A prominent DUI attorney says a doctor's note to smoke pot is not a "get-out-of-jail-free" card.

"If it impairs you, you are going to go to jail," said attorney Charles Sifers.

Sifers says under current Oklahoma law, you can get a DUI for any substance the makes it dangerous for you to drive. That of course includes alcohol, but it also includes prescription drugs.

"It's OK to be in the possession of it, it's OK to be taking it, it's not OK to be driving under the influence of it," he said.

Sifers says marijuana will fall under the same rules. Right now, "possession equals being under the influence."

If officers find it on you or in your car, they will assume you are under the influence, but with the law change, it's now legal to posses with the proper paperwork. There is a definite gray area.

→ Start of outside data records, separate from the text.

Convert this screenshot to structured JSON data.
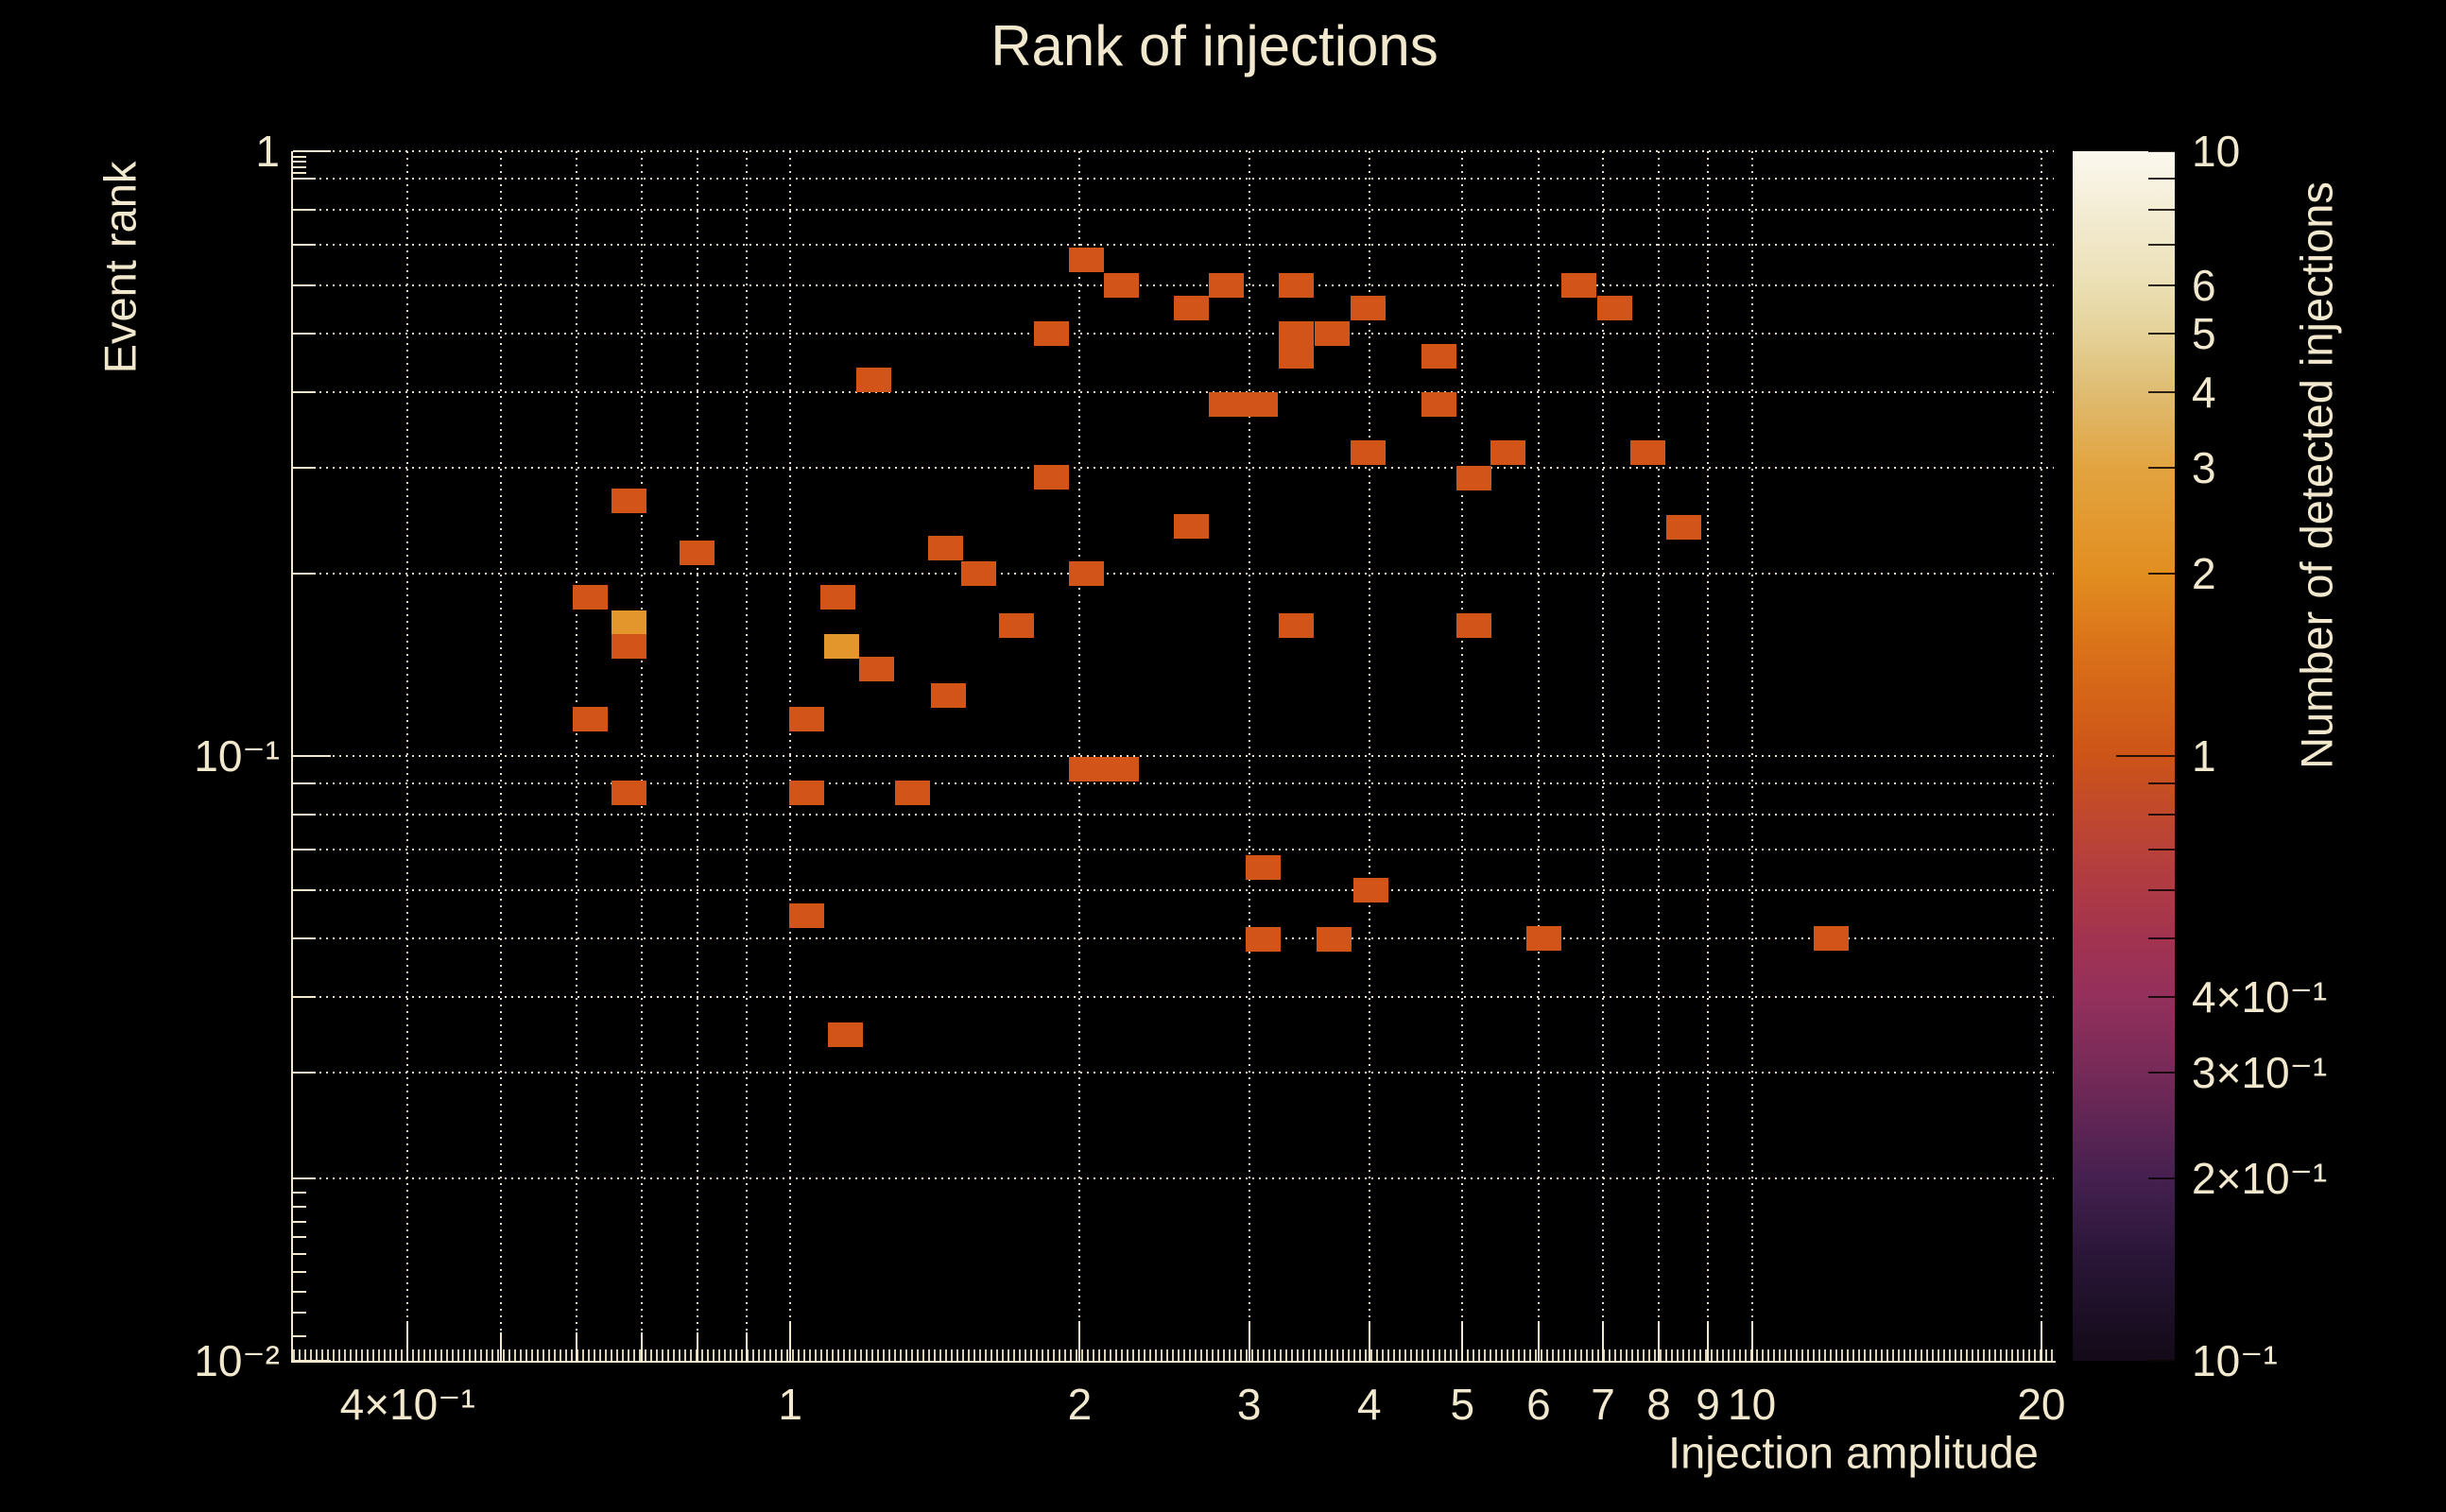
{
  "header": {
    "title": "Rank of injections"
  },
  "chart_data": {
    "type": "heatmap",
    "title": "Rank of injections",
    "xlabel": "Injection amplitude",
    "ylabel": "Event rank",
    "colorbar_label": "Number of detected injections",
    "x_scale": "log",
    "y_scale": "log",
    "color_scale": "log",
    "x_range": [
      0.304,
      20.6
    ],
    "y_range": [
      0.01,
      1.0
    ],
    "color_range": [
      0.1,
      10
    ],
    "grid": true,
    "background_color": "#000000",
    "text_color": "#f1e8cd",
    "x_ticks": [
      {
        "v": 0.4,
        "label": "4×10⁻¹"
      },
      {
        "v": 1,
        "label": "1"
      },
      {
        "v": 2,
        "label": "2"
      },
      {
        "v": 3,
        "label": "3"
      },
      {
        "v": 4,
        "label": "4"
      },
      {
        "v": 5,
        "label": "5"
      },
      {
        "v": 6,
        "label": "6"
      },
      {
        "v": 7,
        "label": "7"
      },
      {
        "v": 8,
        "label": "8"
      },
      {
        "v": 9,
        "label": "9"
      },
      {
        "v": 10,
        "label": "10"
      },
      {
        "v": 20,
        "label": "20"
      }
    ],
    "x_gridlines": [
      0.4,
      0.5,
      0.6,
      0.7,
      0.8,
      0.9,
      1,
      2,
      3,
      4,
      5,
      6,
      7,
      8,
      9,
      10,
      20
    ],
    "y_ticks": [
      {
        "v": 1,
        "label": "1"
      },
      {
        "v": 0.1,
        "label": "10⁻¹"
      },
      {
        "v": 0.01,
        "label": "10⁻²"
      }
    ],
    "y_gridlines": [
      1,
      0.9,
      0.8,
      0.7,
      0.6,
      0.5,
      0.4,
      0.3,
      0.2,
      0.1,
      0.09,
      0.08,
      0.07,
      0.06,
      0.05,
      0.04,
      0.03,
      0.02
    ],
    "y_minor_ticks": [
      0.98,
      0.96,
      0.94,
      0.92,
      0.019,
      0.018,
      0.017,
      0.016,
      0.015,
      0.014,
      0.013,
      0.012,
      0.011
    ],
    "colorbar_ticks": [
      {
        "v": 10,
        "label": "10"
      },
      {
        "v": 6,
        "label": "6"
      },
      {
        "v": 5,
        "label": "5"
      },
      {
        "v": 4,
        "label": "4"
      },
      {
        "v": 3,
        "label": "3"
      },
      {
        "v": 2,
        "label": "2"
      },
      {
        "v": 1,
        "label": "1"
      },
      {
        "v": 0.4,
        "label": "4×10⁻¹"
      },
      {
        "v": 0.3,
        "label": "3×10⁻¹"
      },
      {
        "v": 0.2,
        "label": "2×10⁻¹"
      },
      {
        "v": 0.1,
        "label": "10⁻¹"
      }
    ],
    "colorbar_minor_ticks": [
      9,
      8,
      7,
      0.9,
      0.8,
      0.7,
      0.6,
      0.5
    ],
    "colormap_stops": [
      [
        10,
        "#fbf8ee"
      ],
      [
        6,
        "#ebdfb4"
      ],
      [
        5,
        "#e5d299"
      ],
      [
        4,
        "#dfbc72"
      ],
      [
        3,
        "#e2a440"
      ],
      [
        2,
        "#e28e20"
      ],
      [
        1.5,
        "#da7119"
      ],
      [
        1,
        "#cd5418"
      ],
      [
        0.7,
        "#b8413a"
      ],
      [
        0.5,
        "#a23350"
      ],
      [
        0.4,
        "#94305c"
      ],
      [
        0.3,
        "#762a58"
      ],
      [
        0.2,
        "#452050"
      ],
      [
        0.15,
        "#2a1638"
      ],
      [
        0.1,
        "#130a18"
      ]
    ],
    "count_colors": {
      "1": "#d35419",
      "2": "#e2962c"
    },
    "bin_size_decades": {
      "x": 0.0366,
      "y": 0.0406
    },
    "cells": [
      [
        1.22,
        0.419,
        1
      ],
      [
        0.68,
        0.264,
        1
      ],
      [
        0.8,
        0.217,
        1
      ],
      [
        1.45,
        0.221,
        1
      ],
      [
        1.57,
        0.2,
        1
      ],
      [
        0.62,
        0.183,
        1
      ],
      [
        1.12,
        0.183,
        1
      ],
      [
        0.68,
        0.166,
        2
      ],
      [
        1.72,
        0.164,
        1
      ],
      [
        3.36,
        0.164,
        1
      ],
      [
        5.14,
        0.164,
        1
      ],
      [
        0.68,
        0.152,
        1
      ],
      [
        1.13,
        0.152,
        2
      ],
      [
        1.23,
        0.139,
        1
      ],
      [
        1.46,
        0.126,
        1
      ],
      [
        0.62,
        0.115,
        1
      ],
      [
        1.04,
        0.115,
        1
      ],
      [
        2.03,
        0.095,
        1
      ],
      [
        2.21,
        0.095,
        1
      ],
      [
        0.68,
        0.087,
        1
      ],
      [
        1.04,
        0.087,
        1
      ],
      [
        1.34,
        0.087,
        1
      ],
      [
        3.1,
        0.0655,
        1
      ],
      [
        4.02,
        0.06,
        1
      ],
      [
        1.04,
        0.0545,
        1
      ],
      [
        3.1,
        0.0497,
        1
      ],
      [
        3.68,
        0.0497,
        1
      ],
      [
        6.07,
        0.05,
        1
      ],
      [
        12.1,
        0.05,
        1
      ],
      [
        1.14,
        0.0346,
        1
      ],
      [
        2.03,
        0.66,
        1
      ],
      [
        2.21,
        0.6,
        1
      ],
      [
        2.84,
        0.6,
        1
      ],
      [
        3.36,
        0.6,
        1
      ],
      [
        6.6,
        0.6,
        1
      ],
      [
        2.61,
        0.55,
        1
      ],
      [
        3.99,
        0.55,
        1
      ],
      [
        7.2,
        0.55,
        1
      ],
      [
        1.87,
        0.5,
        1
      ],
      [
        3.36,
        0.5,
        1
      ],
      [
        3.66,
        0.5,
        1
      ],
      [
        3.36,
        0.458,
        1
      ],
      [
        4.73,
        0.458,
        1
      ],
      [
        2.84,
        0.381,
        1
      ],
      [
        3.08,
        0.381,
        1
      ],
      [
        4.73,
        0.381,
        1
      ],
      [
        3.99,
        0.317,
        1
      ],
      [
        5.57,
        0.317,
        1
      ],
      [
        7.8,
        0.317,
        1
      ],
      [
        1.87,
        0.289,
        1
      ],
      [
        5.14,
        0.288,
        1
      ],
      [
        2.61,
        0.24,
        1
      ],
      [
        8.5,
        0.239,
        1
      ],
      [
        2.03,
        0.2,
        1
      ]
    ]
  }
}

With alcohol, there are limits. You can consume and operate a vehicle if your blood alcohol level stays below .06 percent. From .06 to .08, you can get a DWI, driving while intoxicated, and over .08, a DUI.

"I can drive a car if I have under a .06. We don't have that clarity with marijuana. There is no measurable amount in the present law and I don't see that changing in the near future," said Sifers.

Currently, there are no field tests, manual or electronic, to measure for THC in the blood. The standard pin test officers use to look at eye movement won't work for pot.

"What they are looking for is jerking of the eyes, marijuana doesn't produce that, alcohol does, marijuana doesn't. The officers in the field are not ready for this," said Sifers.

Sifers says dosage will be a problem. People learning how much is too much for them to drive will be an issue.

A standard DUI in Oklahoma runs you about $10,000 no matter what substance you are under the influence of.